Born Mina Gertrude Lowy, a self-nominated “Anglo-mongrel,” in London in 1882, Mina Loy died an American citizen in 1966. Between those dates, she was resident of
Jugendstil
Munich (1900), Futurist Florence (1907–1916), Dada-enfevered New York (1916–1917) and Surrealist Paris (1923–1936), making interstitial appearances in Paris (1903–1906), Mexico (1918), Weimar Berlin (1922) and Freud’s Vienna (1922), among other places. Relocating finally from Europe to New York in 1936, she was the unofficial artist-in-residence on the Bowery when New York was inaugurated as capital city of the postwar art world. Though the stamps in her passport furnish the coordinates to map the development of twentieth-century art, Loy was not just fortuitously “present” in these locations at the zero hour of their modernist fluorescence. She engaged with these art scenes neither as onlooker nor acolyte but as an acutely critical cross-media artist. Leaving New York in 1953, she
made her last works in the barely nascent art town of Aspen; Loy’s burial there in 1966 left her body at the site of yet another significant episode in the history of the transatlantic avant-gardes.

It has become something of a commonplace to populate the opening of any portrait of Loy with globe-wrapping litanies. Though the inventory device might be hackneyed, the listing of multiple cities, movements, artistic colocutors and art practices remains the only way to convey the multiplicities that characterize her formation and her work. There have been many Loys; more are emerging. On the event of their marriage in 1918, the Dada poet-pugilist Arthur Cravan declared: “Now I have caught you. I am at ease” (“Excerpts from ‘Colossus’ ”). Cut short by his mysterious disappearance that same year, their romance was absolute. For the rest of us, capturing Loy is neither possible nor even advisable. Slipping between textual avatars, she remakes herself as Imna Loy, Goy, Ova, Sophia and, in
Insel
, Mrs. Jones. Though much of her writing rehearses the contours of her biography, her predilection for imposture, anagram and factual distortion make slippery the lines between autobiography and fiction. Nowhere else are these distinctions so bewitchingly blurred as they are in this novel.

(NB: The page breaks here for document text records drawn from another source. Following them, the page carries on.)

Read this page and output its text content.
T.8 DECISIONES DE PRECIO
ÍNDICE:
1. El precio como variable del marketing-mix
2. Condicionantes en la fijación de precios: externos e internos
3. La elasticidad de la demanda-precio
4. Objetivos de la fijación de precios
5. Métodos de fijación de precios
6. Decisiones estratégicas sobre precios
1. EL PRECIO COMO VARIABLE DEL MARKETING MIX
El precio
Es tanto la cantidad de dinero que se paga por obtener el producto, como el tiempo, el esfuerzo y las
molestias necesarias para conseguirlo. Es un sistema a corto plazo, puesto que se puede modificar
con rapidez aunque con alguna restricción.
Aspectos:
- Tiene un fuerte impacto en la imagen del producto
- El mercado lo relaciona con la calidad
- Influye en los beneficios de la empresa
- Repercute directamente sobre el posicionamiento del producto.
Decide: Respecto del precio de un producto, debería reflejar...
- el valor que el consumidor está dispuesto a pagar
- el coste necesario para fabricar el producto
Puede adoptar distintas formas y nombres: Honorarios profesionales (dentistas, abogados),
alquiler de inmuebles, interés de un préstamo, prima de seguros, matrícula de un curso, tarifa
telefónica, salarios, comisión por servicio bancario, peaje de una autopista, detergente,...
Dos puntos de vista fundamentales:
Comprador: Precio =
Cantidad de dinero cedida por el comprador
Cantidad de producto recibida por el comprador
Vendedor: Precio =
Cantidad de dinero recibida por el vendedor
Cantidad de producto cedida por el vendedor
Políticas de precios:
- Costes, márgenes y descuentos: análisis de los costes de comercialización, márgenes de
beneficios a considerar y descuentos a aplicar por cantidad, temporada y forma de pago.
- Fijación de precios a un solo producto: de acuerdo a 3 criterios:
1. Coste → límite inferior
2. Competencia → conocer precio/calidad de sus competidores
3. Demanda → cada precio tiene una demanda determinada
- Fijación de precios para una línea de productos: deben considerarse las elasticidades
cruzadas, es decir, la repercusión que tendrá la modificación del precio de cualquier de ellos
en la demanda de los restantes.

In life, the trajectory of Loy’s career saw her play overlapping roles as painter, poet, model, actor, archetypal Modern Woman, playwright, novelist, autobiographer, inventor, polemicist, designer, gallery agent and assemblagist. Galvanized by inconstant affinities with myriad systems of thought (including Christian Science, Hindu mysticism, Theosophy, Bergsonism, sexology, psychoanalysis) and innumerable species of avant-garde art-making, Loy was variously feted and forgotten. Through poverty,
alienation and heartbreak, she remained a practicing artist, ever in evolution, to the end. Striving to impress the intensely modern emanations of her “isolate consciousness” (“Anglo-Mongrels”) upon the world, she proves herself, in
Insel
and beyond, a sophisticated commentator on creativity—an expert theorist of modern artisthood.

Loy first came to public attention as a painter at the 1904 Paris Salon d’Automne; in 1906 she was elected
salonnier
. This early recognition of her prowess as a painter was superseded, however, by her reputation as a poet. The recovery of Loy’s plastic arts production—which comprises drawings, paintings, sculptures and a remarkable body of assemblages—is at last underway. Perhaps our tardiness in coming to evaluate Loy’s visual art can be attributed to her pursuit, alongside it, of such a variegate span of other creative pursuits—for she also designed lampshades, and patented inventions both prosaic (a device for cleaning windows “from the inside out”) and fanciful (a corselet intended for the “alleviation of dowager’s hump”).